Participatory diagnosis started to identify problems, trends, and solutions for the development of the indigenous economy in the post-COVID-19 Amazon scenario

 

Environmental management and development of the traditional economy in indigenous lands will be topics for analysis and discussion in the States of the Brazilian Legal Amazon. This effort will result in a participatory diagnosis that should identify problems, trends and mainly possible solutions to support environmental management and development of the indigenous economy in the post-pandemic period, specifically working on the territories occupied by these traditional populations.

 

On October 16th, the new consultants hired met virtually with indigenous leaders and representatives of the states of the legal Amazon, within the scope of the Regional Committee for Partnership with Indigenous Peoples and other Traditional Communities of the GCF Task Force in Brazil. The meeting allowed Committee members and regional indigenous leaders to share their perceptions and perspectives with consultants and to align strategies for their work.

 

The importance of considering the cultural and geographical specificities of traditional populations was emphasized throughout the meeting. Francineth dos Santos, Special Advisor to the Roraima Indian State Secretariat and the Macuxi People’s Leadership, recalled that “each indigenous people, even within the same region, has its specific demands,” and reinforced, “We count on the consultants’ expertise and we believe that we will have good results.”

 

In this sense, Puyr dos Santos Tembé, leader of the Tembé People and acting president of the Indigenous Peoples’ Federation of the State of Pará, highlighted that indigenous peoples build processes and make decisions based on dialogue and love on their movements.

 

“We are brothers, regardless of where we are or the differences we have. And, talking, we can solve any problem that may arise. The most important is that when it is necessary, we are together, united.” – Puyr dos Santos Tembé

 

The application of the study’s results in public policies was another aspect highlighted by the Coordinator of Planted Forests of Rondônia, Julie Messias. For her, it is important that studies serve as a subsidy for public policies and thus help to “consolidate spaces for dialogue with indigenous peoples.” The Committee’s President, Francisca Arara, added that the studies will also “serve as a basis for low-emission development policies.”

 

The supporting organizations emphasized that there were many impacts of COVID-19 on indigenous populations. Despite this, the work has continued based on the search for solutions. They also considered the importance of the Committee for the process of shared construction that the current context requires.

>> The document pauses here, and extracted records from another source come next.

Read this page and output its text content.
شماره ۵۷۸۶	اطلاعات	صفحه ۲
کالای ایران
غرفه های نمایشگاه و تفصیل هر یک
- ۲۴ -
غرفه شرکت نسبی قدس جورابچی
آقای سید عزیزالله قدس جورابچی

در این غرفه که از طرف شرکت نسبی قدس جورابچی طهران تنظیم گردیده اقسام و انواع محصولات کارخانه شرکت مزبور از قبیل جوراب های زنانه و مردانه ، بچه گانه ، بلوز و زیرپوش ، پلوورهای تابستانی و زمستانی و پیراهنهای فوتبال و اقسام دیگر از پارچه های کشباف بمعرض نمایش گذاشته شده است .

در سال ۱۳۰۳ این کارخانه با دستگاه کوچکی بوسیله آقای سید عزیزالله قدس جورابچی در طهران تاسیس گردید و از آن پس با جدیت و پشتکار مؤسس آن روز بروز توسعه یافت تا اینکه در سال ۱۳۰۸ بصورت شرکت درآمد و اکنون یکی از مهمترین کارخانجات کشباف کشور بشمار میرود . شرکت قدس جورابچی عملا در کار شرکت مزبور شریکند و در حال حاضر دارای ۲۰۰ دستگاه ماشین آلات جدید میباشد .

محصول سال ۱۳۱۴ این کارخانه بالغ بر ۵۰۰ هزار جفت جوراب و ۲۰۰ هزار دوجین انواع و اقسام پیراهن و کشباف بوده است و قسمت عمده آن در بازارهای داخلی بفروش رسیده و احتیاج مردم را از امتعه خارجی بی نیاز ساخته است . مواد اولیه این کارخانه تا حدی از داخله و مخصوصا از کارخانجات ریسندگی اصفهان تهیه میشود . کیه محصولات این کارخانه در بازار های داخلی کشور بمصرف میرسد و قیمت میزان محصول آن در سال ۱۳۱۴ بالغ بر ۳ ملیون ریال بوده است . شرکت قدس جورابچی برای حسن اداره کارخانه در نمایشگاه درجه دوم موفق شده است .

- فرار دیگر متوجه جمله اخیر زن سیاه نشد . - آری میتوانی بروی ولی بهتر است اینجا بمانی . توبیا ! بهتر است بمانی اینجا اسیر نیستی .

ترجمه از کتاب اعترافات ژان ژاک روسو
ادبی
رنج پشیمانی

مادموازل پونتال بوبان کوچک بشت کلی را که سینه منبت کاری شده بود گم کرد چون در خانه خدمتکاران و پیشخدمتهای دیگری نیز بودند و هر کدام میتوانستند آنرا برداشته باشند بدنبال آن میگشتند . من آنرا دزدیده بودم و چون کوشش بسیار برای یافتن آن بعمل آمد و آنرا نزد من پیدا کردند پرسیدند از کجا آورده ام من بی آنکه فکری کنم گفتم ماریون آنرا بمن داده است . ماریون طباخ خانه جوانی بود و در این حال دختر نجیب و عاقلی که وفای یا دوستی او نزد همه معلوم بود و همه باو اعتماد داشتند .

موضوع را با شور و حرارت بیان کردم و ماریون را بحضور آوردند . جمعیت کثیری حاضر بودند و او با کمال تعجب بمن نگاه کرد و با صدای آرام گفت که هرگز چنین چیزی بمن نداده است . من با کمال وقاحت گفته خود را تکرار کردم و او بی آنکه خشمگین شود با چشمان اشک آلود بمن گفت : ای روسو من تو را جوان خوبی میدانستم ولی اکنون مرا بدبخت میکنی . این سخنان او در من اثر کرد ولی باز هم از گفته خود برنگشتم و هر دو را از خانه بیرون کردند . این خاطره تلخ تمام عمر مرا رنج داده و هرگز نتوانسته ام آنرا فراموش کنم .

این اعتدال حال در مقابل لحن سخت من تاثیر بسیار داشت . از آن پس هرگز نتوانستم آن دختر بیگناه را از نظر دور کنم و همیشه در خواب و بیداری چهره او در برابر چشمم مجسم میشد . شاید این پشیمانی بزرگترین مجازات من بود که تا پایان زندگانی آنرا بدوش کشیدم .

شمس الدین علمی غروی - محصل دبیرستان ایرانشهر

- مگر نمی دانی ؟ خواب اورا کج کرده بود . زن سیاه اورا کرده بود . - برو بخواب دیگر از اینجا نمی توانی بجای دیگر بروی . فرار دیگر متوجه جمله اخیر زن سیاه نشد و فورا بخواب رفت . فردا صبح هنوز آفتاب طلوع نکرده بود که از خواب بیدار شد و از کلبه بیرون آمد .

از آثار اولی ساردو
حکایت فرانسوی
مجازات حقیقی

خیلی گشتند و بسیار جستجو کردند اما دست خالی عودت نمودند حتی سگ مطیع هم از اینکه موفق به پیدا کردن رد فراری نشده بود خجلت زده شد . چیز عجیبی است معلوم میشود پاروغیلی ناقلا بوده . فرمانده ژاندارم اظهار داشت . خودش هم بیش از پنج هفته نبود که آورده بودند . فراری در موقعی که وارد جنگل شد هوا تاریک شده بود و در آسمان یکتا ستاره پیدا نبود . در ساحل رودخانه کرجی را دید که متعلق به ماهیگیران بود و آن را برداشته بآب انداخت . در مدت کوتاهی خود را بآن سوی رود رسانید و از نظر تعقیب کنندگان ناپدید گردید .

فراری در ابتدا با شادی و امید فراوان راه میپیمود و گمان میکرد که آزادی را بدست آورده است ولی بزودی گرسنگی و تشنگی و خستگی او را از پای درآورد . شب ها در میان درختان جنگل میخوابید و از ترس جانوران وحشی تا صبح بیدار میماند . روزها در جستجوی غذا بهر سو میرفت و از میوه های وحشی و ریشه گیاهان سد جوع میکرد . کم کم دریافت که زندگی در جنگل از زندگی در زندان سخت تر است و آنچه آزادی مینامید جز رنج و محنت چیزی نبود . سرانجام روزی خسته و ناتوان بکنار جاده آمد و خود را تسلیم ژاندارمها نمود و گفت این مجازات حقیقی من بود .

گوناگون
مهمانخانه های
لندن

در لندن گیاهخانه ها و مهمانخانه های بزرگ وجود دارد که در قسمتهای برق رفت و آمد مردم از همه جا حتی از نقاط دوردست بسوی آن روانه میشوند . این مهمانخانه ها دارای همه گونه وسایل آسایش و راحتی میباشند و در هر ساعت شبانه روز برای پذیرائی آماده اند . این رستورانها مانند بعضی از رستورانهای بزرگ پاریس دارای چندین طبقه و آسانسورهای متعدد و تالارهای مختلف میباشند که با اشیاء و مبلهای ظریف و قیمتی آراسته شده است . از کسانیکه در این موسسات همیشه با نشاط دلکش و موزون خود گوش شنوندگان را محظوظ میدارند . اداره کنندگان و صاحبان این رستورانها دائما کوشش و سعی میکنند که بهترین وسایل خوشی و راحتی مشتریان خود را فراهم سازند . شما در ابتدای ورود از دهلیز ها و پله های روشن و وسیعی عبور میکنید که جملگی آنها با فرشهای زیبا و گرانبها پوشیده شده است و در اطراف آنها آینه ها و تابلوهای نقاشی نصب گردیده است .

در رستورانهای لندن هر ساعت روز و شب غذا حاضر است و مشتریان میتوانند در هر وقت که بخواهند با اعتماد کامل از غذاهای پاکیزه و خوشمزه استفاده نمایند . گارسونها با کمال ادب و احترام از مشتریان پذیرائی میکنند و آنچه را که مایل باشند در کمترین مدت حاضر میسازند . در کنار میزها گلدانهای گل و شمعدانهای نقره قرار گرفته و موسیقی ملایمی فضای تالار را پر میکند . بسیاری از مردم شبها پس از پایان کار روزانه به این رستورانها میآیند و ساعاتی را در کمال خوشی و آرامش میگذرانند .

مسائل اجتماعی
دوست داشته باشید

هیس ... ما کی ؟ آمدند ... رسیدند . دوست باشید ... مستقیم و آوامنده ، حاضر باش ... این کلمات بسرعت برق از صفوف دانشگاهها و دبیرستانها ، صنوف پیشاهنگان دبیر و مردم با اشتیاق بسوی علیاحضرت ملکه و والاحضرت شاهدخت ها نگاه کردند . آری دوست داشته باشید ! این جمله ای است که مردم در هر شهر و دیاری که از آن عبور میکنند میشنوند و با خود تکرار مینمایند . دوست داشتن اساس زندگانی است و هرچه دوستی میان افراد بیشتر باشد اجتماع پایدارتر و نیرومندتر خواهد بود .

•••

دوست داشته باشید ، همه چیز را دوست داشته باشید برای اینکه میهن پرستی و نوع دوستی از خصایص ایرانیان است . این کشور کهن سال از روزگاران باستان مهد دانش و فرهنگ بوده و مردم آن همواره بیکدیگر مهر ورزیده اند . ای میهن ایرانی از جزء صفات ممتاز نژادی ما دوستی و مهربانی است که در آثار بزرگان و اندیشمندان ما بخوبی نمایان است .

The Committee’s President, Francisca Arara, also stressed the importance of the three indigenous consultants among those selected in the national competitive process that was opened to carry out the studies. She pointed out that the result also represents the valorization of scientific knowledge acquired by indigenous populations.

 

The consultancies were made possible by cooperation between indigenous organizations, Member States of the GCF Task Force, the United Nations Development Program, and local indigenous organizations with the support of indigenous non-governmental organizations.